Screen Shot 2013-09-11 at 6.41.12 PM

Year 3 share their Guided Inquiry experience with their parents

Last Friday afternoon two classes of excited Year 3 students came to the IRC with their parents to show them their work. After the teachers spoke of how the Guided Inquiry process had worked for them in practice, some of the students’ Vokis were demonstrated on the whiteboard. The parents then spent time with their child looking at their bookwork, their PowerPoints and their Vokis.

The students had used the Guided Inquiry process, with Teacher Librarian support, to investigate their personally selected aspect of the human body. Besides learning about the Human Body they also learned a lot of reading skills, writing skills, thinking skills and ICT skills.

Books were the main source of information as our IRC collection has so many good books suitable for this age group. The students read a lot about the human body before selecting their favourite aspect to study. Writing their own questions was a lot of fun and some fabulous ideas emerged!

The practical science experiments for this unit were also suggested and created by the students!

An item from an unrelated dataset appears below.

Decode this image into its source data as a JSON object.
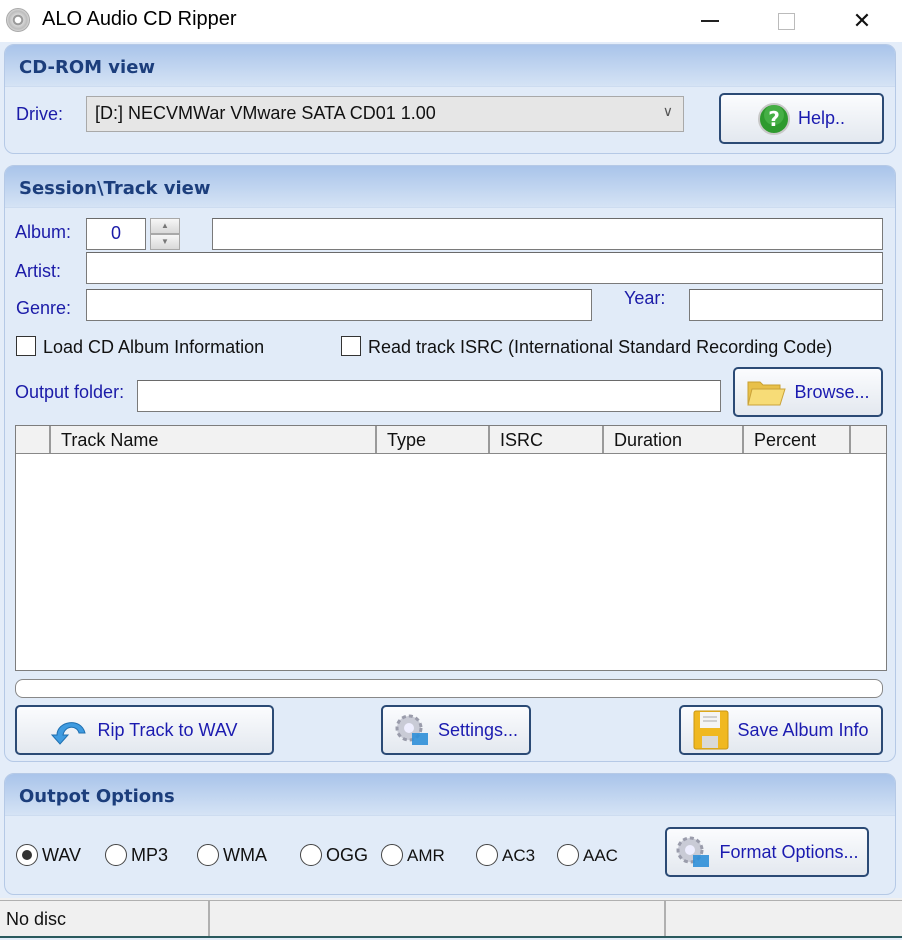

Finally after they had investigated and written answers to their questions, they made a PowerPoint to teach the other students about their work. Then, for fun, they made a Voki summary. This also incidentally taught them a lot about spelling and punctuation as they tried to make their computer generated avatars ‘speak’ their presentations.

Cardboard projects of the past cannot be compared to this exciting learning process!

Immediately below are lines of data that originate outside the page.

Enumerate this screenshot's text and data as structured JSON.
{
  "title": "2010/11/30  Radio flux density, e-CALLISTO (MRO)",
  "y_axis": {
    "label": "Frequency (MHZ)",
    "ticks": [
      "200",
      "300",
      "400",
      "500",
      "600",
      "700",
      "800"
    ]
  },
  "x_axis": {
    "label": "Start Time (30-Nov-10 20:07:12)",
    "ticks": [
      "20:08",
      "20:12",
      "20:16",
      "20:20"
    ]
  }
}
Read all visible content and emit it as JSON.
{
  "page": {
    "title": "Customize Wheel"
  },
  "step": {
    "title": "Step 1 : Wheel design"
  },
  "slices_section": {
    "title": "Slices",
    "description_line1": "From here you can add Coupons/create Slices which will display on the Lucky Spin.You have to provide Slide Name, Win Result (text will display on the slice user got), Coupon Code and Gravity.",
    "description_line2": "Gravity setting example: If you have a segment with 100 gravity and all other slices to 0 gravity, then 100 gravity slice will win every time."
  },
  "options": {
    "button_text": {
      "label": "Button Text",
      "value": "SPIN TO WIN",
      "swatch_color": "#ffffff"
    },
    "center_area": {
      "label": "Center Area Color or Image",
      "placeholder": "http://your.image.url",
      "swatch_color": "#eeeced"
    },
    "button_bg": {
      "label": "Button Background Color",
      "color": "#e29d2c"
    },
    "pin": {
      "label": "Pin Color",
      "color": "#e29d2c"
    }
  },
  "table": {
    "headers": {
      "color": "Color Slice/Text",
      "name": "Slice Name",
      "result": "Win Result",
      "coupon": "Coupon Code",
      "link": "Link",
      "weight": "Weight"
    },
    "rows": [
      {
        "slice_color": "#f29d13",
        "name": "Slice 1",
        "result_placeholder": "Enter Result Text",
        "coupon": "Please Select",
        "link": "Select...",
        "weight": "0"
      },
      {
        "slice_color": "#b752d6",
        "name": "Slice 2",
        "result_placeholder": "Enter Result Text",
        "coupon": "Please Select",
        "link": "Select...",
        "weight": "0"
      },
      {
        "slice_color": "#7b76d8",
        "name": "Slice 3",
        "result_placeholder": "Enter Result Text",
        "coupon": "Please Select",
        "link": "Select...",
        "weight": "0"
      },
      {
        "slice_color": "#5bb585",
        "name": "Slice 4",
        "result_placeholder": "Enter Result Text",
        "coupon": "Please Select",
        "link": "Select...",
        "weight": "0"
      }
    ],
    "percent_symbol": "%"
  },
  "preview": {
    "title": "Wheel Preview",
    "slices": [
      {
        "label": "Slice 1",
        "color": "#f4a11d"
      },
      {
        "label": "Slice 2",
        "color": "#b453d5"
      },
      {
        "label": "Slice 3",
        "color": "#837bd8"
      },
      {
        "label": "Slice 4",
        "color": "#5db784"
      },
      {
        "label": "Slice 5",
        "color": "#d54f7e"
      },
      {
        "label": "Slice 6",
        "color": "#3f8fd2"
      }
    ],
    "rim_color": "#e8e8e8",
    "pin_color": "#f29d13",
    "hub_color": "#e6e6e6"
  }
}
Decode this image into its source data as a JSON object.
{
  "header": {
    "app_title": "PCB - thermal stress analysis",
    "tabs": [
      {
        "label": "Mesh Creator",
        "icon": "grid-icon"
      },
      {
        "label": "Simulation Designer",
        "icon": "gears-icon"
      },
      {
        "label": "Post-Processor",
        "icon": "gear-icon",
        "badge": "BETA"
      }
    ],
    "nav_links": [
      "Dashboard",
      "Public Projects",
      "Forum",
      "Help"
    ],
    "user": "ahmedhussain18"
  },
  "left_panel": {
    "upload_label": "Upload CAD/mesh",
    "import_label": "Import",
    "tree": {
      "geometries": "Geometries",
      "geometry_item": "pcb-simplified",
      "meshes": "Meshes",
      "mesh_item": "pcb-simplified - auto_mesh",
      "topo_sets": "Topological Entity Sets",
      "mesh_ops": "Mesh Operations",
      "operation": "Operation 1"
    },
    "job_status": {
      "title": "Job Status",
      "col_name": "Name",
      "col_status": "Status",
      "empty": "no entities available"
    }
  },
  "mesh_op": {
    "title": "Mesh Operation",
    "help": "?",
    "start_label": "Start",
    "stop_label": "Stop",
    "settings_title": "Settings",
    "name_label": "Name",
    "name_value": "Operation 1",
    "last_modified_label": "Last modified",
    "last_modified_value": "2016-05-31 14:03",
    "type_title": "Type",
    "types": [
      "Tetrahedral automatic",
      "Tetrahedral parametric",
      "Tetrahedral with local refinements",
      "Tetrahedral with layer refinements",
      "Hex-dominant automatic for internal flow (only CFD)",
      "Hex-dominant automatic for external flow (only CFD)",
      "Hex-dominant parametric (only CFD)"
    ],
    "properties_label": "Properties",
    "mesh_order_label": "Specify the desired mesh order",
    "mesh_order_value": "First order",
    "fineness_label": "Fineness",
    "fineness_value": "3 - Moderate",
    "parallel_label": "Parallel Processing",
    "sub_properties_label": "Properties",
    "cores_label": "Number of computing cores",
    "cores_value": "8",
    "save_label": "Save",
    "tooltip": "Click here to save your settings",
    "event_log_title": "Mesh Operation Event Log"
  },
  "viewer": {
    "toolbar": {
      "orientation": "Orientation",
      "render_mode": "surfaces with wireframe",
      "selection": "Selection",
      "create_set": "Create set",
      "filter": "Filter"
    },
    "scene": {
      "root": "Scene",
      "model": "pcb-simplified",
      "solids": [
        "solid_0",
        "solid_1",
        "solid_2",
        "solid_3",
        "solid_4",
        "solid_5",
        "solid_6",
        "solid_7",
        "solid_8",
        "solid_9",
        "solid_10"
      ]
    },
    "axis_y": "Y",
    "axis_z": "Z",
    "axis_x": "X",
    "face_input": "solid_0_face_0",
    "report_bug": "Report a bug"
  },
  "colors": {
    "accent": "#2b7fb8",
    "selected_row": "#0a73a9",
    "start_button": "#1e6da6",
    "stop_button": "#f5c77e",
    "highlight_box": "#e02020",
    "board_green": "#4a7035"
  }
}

Year 3 Guided Inquiry Presentations – Vokis

Last Friday all 51 year 3 students and their teachers shared a summary of their ‘reports’ on a selected aspect of The Human Body via personally created Voki avatars. We all enjoyed the variety of information and also the reflection of each child’s creativity in their selection of avatar, background and voice. A lot of laughter and peer learning took place! All Vokis are available from the 2013 Guided Inquiry page

Issues in Australian Society – Year 10 Guided Inquiry at Broughton

Every year Broughton’s Year 10 Commerce class uses Guided Inquiry to research a personally selected Issue in Australian Society. This unit of work will also be part of an ongoing Action Research project for the Teacher Librarian – looking at the impact of Guided Inquiry on student learning.

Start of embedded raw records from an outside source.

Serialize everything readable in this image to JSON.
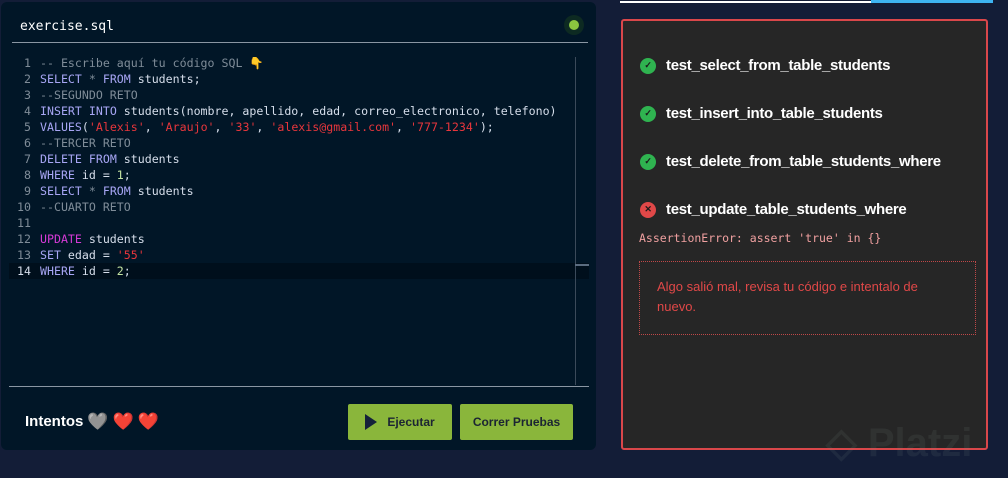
{
  "editor": {
    "filename": "exercise.sql",
    "lines": [
      [
        {
          "t": "-- Escribe aquí tu código SQL 👇",
          "c": "cm"
        }
      ],
      [
        {
          "t": "SELECT",
          "c": "kw"
        },
        {
          "t": " * ",
          "c": "cm"
        },
        {
          "t": "FROM",
          "c": "kw"
        },
        {
          "t": " students;",
          "c": "tx"
        }
      ],
      [
        {
          "t": "--SEGUNDO RETO",
          "c": "cm"
        }
      ],
      [
        {
          "t": "INSERT",
          "c": "kw"
        },
        {
          "t": " ",
          "c": "tx"
        },
        {
          "t": "INTO",
          "c": "kw"
        },
        {
          "t": " students(nombre, apellido, edad, correo_electronico, telefono)",
          "c": "tx"
        }
      ],
      [
        {
          "t": "VALUES",
          "c": "kw"
        },
        {
          "t": "(",
          "c": "tx"
        },
        {
          "t": "'Alexis'",
          "c": "st"
        },
        {
          "t": ", ",
          "c": "tx"
        },
        {
          "t": "'Araujo'",
          "c": "st"
        },
        {
          "t": ", ",
          "c": "tx"
        },
        {
          "t": "'33'",
          "c": "st"
        },
        {
          "t": ", ",
          "c": "tx"
        },
        {
          "t": "'alexis@gmail.com'",
          "c": "st"
        },
        {
          "t": ", ",
          "c": "tx"
        },
        {
          "t": "'777-1234'",
          "c": "st"
        },
        {
          "t": ");",
          "c": "tx"
        }
      ],
      [
        {
          "t": "--TERCER RETO",
          "c": "cm"
        }
      ],
      [
        {
          "t": "DELETE",
          "c": "kw"
        },
        {
          "t": " ",
          "c": "tx"
        },
        {
          "t": "FROM",
          "c": "kw"
        },
        {
          "t": " students",
          "c": "tx"
        }
      ],
      [
        {
          "t": "WHERE",
          "c": "kw"
        },
        {
          "t": " id = ",
          "c": "tx"
        },
        {
          "t": "1",
          "c": "nm"
        },
        {
          "t": ";",
          "c": "tx"
        }
      ],
      [
        {
          "t": "SELECT",
          "c": "kw"
        },
        {
          "t": " * ",
          "c": "cm"
        },
        {
          "t": "FROM",
          "c": "kw"
        },
        {
          "t": " students",
          "c": "tx"
        }
      ],
      [
        {
          "t": "--CUARTO RETO",
          "c": "cm"
        }
      ],
      [],
      [
        {
          "t": "UPDATE",
          "c": "up"
        },
        {
          "t": " students",
          "c": "tx"
        }
      ],
      [
        {
          "t": "SET",
          "c": "kw"
        },
        {
          "t": " edad = ",
          "c": "tx"
        },
        {
          "t": "'55'",
          "c": "st"
        }
      ],
      [
        {
          "t": "WHERE",
          "c": "kw"
        },
        {
          "t": " id = ",
          "c": "tx"
        },
        {
          "t": "2",
          "c": "nm"
        },
        {
          "t": ";",
          "c": "tx"
        }
      ]
    ],
    "active_line": 14
  },
  "colors": {
    "kw": "#a8a6f5",
    "cm": "#7f8c98",
    "tx": "#d6deeb",
    "st": "#e8363c",
    "nm": "#c5e4a3",
    "up": "#d63ad6"
  },
  "footer": {
    "attempts_label": "Intentos",
    "hearts": [
      "🩶",
      "❤️",
      "❤️"
    ],
    "run_label": "Ejecutar",
    "tests_label": "Correr Pruebas"
  },
  "results": {
    "tests": [
      {
        "name": "test_select_from_table_students",
        "passed": true
      },
      {
        "name": "test_insert_into_table_students",
        "passed": true
      },
      {
        "name": "test_delete_from_table_students_where",
        "passed": true
      },
      {
        "name": "test_update_table_students_where",
        "passed": false
      }
    ],
    "assertion": "AssertionError: assert 'true' in {}",
    "message": "Algo salió mal, revisa tu código e intentalo de nuevo."
  },
  "watermark": "Platzi"
}
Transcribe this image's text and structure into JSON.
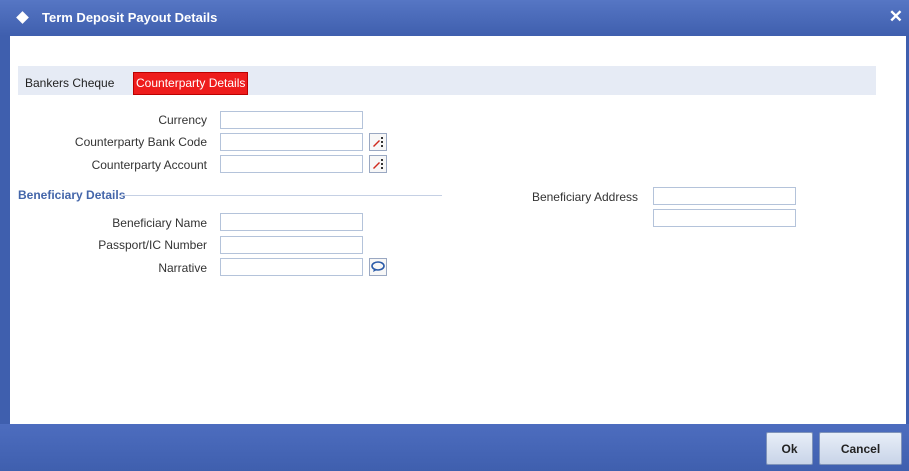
{
  "window": {
    "title": "Term Deposit Payout Details",
    "close_glyph": "✕"
  },
  "tabs": [
    {
      "label": "Bankers Cheque",
      "active": false
    },
    {
      "label": "Counterparty Details",
      "active": true
    }
  ],
  "fields": {
    "currency": {
      "label": "Currency",
      "value": ""
    },
    "counterparty_bank_code": {
      "label": "Counterparty Bank Code",
      "value": ""
    },
    "counterparty_account": {
      "label": "Counterparty Account",
      "value": ""
    },
    "beneficiary_name": {
      "label": "Beneficiary Name",
      "value": ""
    },
    "passport_ic_number": {
      "label": "Passport/IC Number",
      "value": ""
    },
    "narrative": {
      "label": "Narrative",
      "value": ""
    },
    "beneficiary_address": {
      "label": "Beneficiary Address",
      "line1": "",
      "line2": ""
    }
  },
  "sections": {
    "beneficiary_details": "Beneficiary Details"
  },
  "buttons": {
    "ok": "Ok",
    "cancel": "Cancel"
  },
  "icons": {
    "lov": "list-of-values-icon",
    "narrative": "comment-icon"
  },
  "colors": {
    "titlebar": "#4565b5",
    "active_tab": "#ee1c1c",
    "section_heading": "#4466aa"
  }
}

The initial ‘OPEN’ stage of Guided Inquiry gives the teachers and students an initial experience within the topic area that initiates interest and enthusiasm. The following TED Talk could be used for this – as could many others. This clip could help to emphasise that students need to think about the ‘action’ they could personally take at the end of their research… How could they personally assist to overcome or reduce the impact of the issue they choose to research?

We will also look at some clips of the ABC’s program Q&A where the audience asks politicians and invited experts questions about current issues.

Michael Green wants to solve architecture’s biggest challenge — meeting worldwide housing demand without increasing carbon emissions — by building with carbon-sequestering wood instead of concrete and steel.